Today's blog post is about a fun project I had the pleasure to take part in thanks to Dan Plews and Rob Arkell. The project was ran by buyagift, and the idea was to determine which spa treatment is more relaxing, so that you can gift the most relaxing treatment for Mother's Day.
Obviously, we used HRV4Training to assess physiological stress. HRV4Training is the first and only validated app that can measure heart rate variability (HRV) without requiring anything more than your phone, and hence it provides an easy way to measure stress non-invasively.
While we normally work with athletes, our body responds to training and lifestyle stressors in the same way (which is why we cannot look at just one or the other), and therefore by using HRV4Training we could capture stress (and relaxation) resulting from a specific treatment, in an objective way.
What did we do?
Ten UK mummy bloggers were each given a spa treatment and asked to measure their stress levels – or Heart Rate Variability (HRV) – once during the most stressful moment of their day and again after their spa treatment. Buyagift then compared the different readings to determine the most improved stress rates and unveil which spa treatments truly reduce stress levels the most.
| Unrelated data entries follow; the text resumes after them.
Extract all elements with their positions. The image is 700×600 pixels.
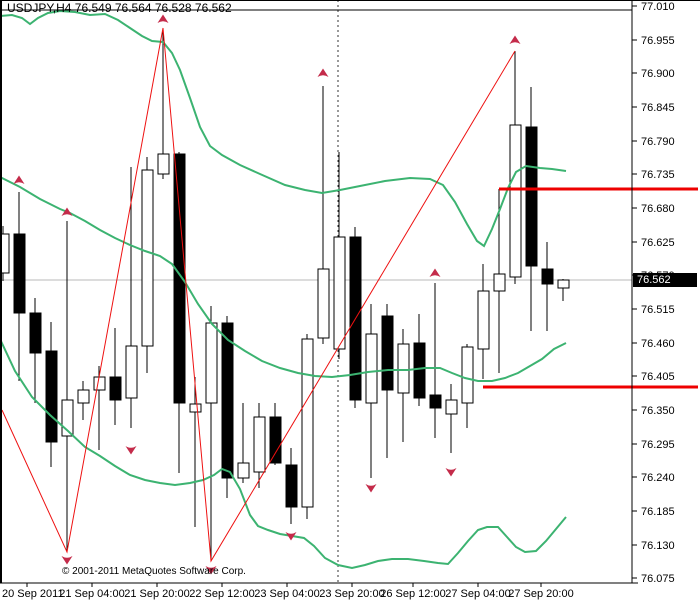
candle-bullish bbox=[509, 124, 522, 278]
fractal-up-icon bbox=[61, 207, 73, 216]
fractal-down-icon bbox=[61, 556, 73, 565]
candle-bearish bbox=[429, 394, 442, 409]
candle-bearish bbox=[13, 233, 26, 314]
candle-bearish bbox=[269, 416, 282, 464]
price-axis-label: 76.900 bbox=[641, 68, 675, 80]
time-axis-label: 27 Sep 04:00 bbox=[445, 588, 510, 600]
candle-bearish bbox=[173, 153, 186, 404]
candle-bullish bbox=[77, 389, 90, 404]
price-axis-label: 76.130 bbox=[641, 540, 675, 552]
time-axis-label: 20 Sep 2011 bbox=[2, 588, 64, 600]
bollinger-lower-line bbox=[0, 338, 567, 570]
candle-bullish bbox=[237, 462, 250, 479]
zigzag-line bbox=[1, 27, 516, 563]
candle-bullish bbox=[189, 403, 202, 413]
fractal-up-icon bbox=[509, 35, 521, 44]
price-axis-label: 76.295 bbox=[641, 439, 675, 451]
price-axis-label: 76.845 bbox=[641, 102, 675, 114]
fractal-down-icon bbox=[285, 532, 297, 541]
copyright-text: © 2001-2011 MetaQuotes Software Corp. bbox=[62, 566, 246, 577]
time-axis-label: 27 Sep 20:00 bbox=[508, 588, 573, 600]
candle-bullish bbox=[461, 346, 474, 404]
candle-bullish bbox=[493, 273, 506, 292]
fractal-down-icon bbox=[125, 446, 137, 455]
fractal-down-icon bbox=[445, 468, 457, 477]
window-top-border bbox=[0, 0, 700, 1]
time-axis-label: 21 Sep 04:00 bbox=[59, 588, 124, 600]
price-axis-label: 76.350 bbox=[641, 405, 675, 417]
price-axis-label: 76.955 bbox=[641, 35, 675, 47]
bollinger-upper-line bbox=[0, 9, 567, 248]
candle-bullish bbox=[317, 268, 330, 339]
time-axis-label: 23 Sep 20:00 bbox=[319, 588, 384, 600]
price-axis-label: 76.515 bbox=[641, 304, 675, 316]
candle-bearish bbox=[541, 268, 554, 285]
fractal-up-icon bbox=[157, 14, 169, 23]
candle-bearish bbox=[381, 315, 394, 391]
candle-bullish bbox=[61, 399, 74, 437]
fractal-down-icon bbox=[365, 484, 377, 493]
fractal-up-icon bbox=[317, 68, 329, 77]
candle-bullish bbox=[397, 343, 410, 394]
price-axis-label: 76.680 bbox=[641, 203, 675, 215]
bollinger-middle-line bbox=[0, 176, 567, 382]
candle-bullish bbox=[141, 169, 154, 347]
candle-bearish bbox=[413, 342, 426, 399]
chart-title-ohlc: USDJPY,H4 76.549 76.564 76.528 76.562 bbox=[7, 1, 232, 15]
window-left-border bbox=[0, 0, 2, 583]
candle-bearish bbox=[109, 376, 122, 401]
fractal-up-icon bbox=[13, 175, 25, 184]
candle-bullish bbox=[93, 376, 106, 391]
price-axis-label: 76.075 bbox=[641, 573, 675, 585]
current-price-badge: 76.562 bbox=[633, 273, 697, 287]
candle-bullish bbox=[445, 399, 458, 415]
price-axis-label: 76.460 bbox=[641, 338, 675, 350]
time-axis-label: 21 Sep 20:00 bbox=[124, 588, 189, 600]
fractal-up-icon bbox=[429, 268, 441, 277]
candle-bullish bbox=[333, 236, 346, 350]
candle-bearish bbox=[221, 322, 234, 479]
fractal-down-icon bbox=[205, 566, 217, 575]
price-axis-label: 77.010 bbox=[641, 1, 675, 13]
candle-bearish bbox=[29, 312, 42, 354]
candle-bullish bbox=[477, 290, 490, 350]
time-axis-label: 23 Sep 04:00 bbox=[254, 588, 319, 600]
candle-bearish bbox=[525, 126, 538, 267]
candle-bullish bbox=[157, 153, 170, 175]
price-axis-label: 76.735 bbox=[641, 169, 675, 181]
candle-bullish bbox=[125, 345, 138, 399]
time-axis-label: 22 Sep 12:00 bbox=[189, 588, 254, 600]
price-axis-label: 76.185 bbox=[641, 506, 675, 518]
time-axis-label: 26 Sep 12:00 bbox=[380, 588, 445, 600]
candle-bullish bbox=[0, 233, 10, 274]
price-axis-label: 76.625 bbox=[641, 237, 675, 249]
candle-bullish bbox=[365, 333, 378, 404]
candle-bearish bbox=[45, 350, 58, 443]
candle-bullish bbox=[557, 279, 570, 289]
candle-bullish bbox=[205, 322, 218, 404]
price-axis-label: 76.790 bbox=[641, 136, 675, 148]
price-axis-label: 76.405 bbox=[641, 371, 675, 383]
price-axis-label: 76.240 bbox=[641, 472, 675, 484]
candle-bullish bbox=[301, 338, 314, 508]
candle-bearish bbox=[285, 464, 298, 508]
candle-bullish bbox=[253, 416, 266, 473]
The experiment setup is quite similar to what we would do in a pre / post experiment in clinical settings, trying to figure out the impact of a particular stressor or relaxation exercise (e.g. meditation, or in our case, a spa treatment) - what we also call acute HRV changes.
Dr Daniel Plews, Physiologist and Buyagift’s stress experiment consultant comments: “The survey reveals that mums need to take more time to relax as too little sleep and too much stress can have serious long-term physical and mental health implications. As 4 in 5 families don’t know which treatment to get their mother, this experiment was designed to reveal which treatments help mums de-stress the most by analysing mums’ stress levels. We did this by measuring HRV, which is an accurate, non-invasive measurement of the variation between consecutive heart beats intervals. It reveals signs of physiological stress, as HRV is typically higher (more variation between heart beats) during relaxing activities and decreases (less variation between heart beats) during stressful activities.”